During the open forum a number of citizens spoke in favor of the project being owner occupied style as opposed to rental units: Jim Wilson, Affordable Housing Task Force Chair David McGill, Council Member Tom Tanner, as well as Task Force Member Sandy Maclean, and Roger Wothe who also served on the Task Force.

Planning Commission Unaware, disappointed

Merrily Babcock indicated that the Planning Commission was unaware of the policy, “I knew nothing about this. I know we have a lot of multi-family in this town.  Once the Bay Center gets put in we are going to have a lot more multi-family in our small town.”

Babcock indicated her disappointment that a well kept and free of cost home was offered to IOCP recently to relocate anywhere they desired. “There was a house in my neighborhood, the old Holdridge neighborhood, that was offered to IOCP.  It was a 1914 farmhouse that had been renovated, it was offered to be given to IOCP, they could move it and put it on a piece of land, and it was turned down.
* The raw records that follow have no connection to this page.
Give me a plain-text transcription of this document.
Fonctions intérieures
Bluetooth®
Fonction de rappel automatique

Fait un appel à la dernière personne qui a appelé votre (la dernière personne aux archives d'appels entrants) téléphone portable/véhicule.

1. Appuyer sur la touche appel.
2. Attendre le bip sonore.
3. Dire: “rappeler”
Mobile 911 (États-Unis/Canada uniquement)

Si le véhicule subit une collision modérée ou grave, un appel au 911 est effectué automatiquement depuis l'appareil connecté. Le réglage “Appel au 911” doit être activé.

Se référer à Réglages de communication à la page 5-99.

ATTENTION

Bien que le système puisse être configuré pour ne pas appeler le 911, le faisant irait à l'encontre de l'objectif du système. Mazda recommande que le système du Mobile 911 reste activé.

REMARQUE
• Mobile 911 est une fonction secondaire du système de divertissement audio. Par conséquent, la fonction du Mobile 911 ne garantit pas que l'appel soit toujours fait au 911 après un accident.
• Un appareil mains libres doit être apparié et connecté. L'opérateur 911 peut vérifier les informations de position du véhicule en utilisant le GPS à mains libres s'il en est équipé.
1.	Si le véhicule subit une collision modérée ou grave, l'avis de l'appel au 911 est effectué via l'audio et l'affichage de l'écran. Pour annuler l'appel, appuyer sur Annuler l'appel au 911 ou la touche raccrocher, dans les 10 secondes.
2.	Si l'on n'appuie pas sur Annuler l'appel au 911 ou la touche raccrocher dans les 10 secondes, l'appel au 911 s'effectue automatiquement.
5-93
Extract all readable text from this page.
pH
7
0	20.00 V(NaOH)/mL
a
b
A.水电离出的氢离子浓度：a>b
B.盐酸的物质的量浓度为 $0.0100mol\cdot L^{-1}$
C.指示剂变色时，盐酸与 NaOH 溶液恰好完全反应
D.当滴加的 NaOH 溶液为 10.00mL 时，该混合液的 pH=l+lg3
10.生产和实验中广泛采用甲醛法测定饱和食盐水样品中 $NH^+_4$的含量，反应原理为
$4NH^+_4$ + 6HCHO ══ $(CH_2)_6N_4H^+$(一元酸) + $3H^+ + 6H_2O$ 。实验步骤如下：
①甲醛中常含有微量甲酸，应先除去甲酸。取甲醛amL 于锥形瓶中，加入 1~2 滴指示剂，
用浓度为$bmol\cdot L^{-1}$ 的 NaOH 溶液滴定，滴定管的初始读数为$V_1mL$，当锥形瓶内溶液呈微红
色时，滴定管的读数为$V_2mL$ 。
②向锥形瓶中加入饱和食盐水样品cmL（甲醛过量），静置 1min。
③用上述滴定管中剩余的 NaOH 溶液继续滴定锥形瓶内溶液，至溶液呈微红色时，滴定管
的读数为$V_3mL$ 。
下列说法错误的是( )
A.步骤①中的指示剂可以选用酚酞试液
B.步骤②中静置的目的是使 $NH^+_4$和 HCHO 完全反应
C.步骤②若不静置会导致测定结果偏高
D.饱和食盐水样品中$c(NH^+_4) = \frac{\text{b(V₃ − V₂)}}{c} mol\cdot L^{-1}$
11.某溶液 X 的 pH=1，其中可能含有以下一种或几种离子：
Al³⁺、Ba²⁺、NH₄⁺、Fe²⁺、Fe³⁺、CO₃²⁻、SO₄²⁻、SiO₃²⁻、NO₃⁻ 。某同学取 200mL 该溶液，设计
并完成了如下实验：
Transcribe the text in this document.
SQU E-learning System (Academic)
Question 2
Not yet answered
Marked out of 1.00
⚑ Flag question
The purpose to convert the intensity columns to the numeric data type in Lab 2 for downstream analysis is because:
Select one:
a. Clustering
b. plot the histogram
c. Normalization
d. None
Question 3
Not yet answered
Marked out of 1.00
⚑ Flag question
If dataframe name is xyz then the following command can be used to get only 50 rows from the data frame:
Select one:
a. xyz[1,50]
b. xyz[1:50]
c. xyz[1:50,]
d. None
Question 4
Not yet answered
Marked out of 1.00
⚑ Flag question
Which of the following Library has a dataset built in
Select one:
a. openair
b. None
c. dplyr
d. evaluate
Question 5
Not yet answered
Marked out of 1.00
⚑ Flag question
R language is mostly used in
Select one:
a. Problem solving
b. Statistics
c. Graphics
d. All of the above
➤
I’m a little upset about the whole thing.”
Recommending denial of the application
Ultimately the Planning Commission recommended a denial for the application, and the issue will come before the City Council.  Regardless, IOCP will have options as the site is commercially zoned. The building could be rented as is to generate cash flow to support IOCP’s mission, redeveloped commercially, or the property could be sold.

Stay tuned to, your City of Wayzata prefers owner occupied housing leader.

One response to “Planning Commission recommends denial for IOCP rental unit development”

  1. I am so happy that the idea of new rental housing was turned down. I like the idea of renting out the existing building if they are looking to make money.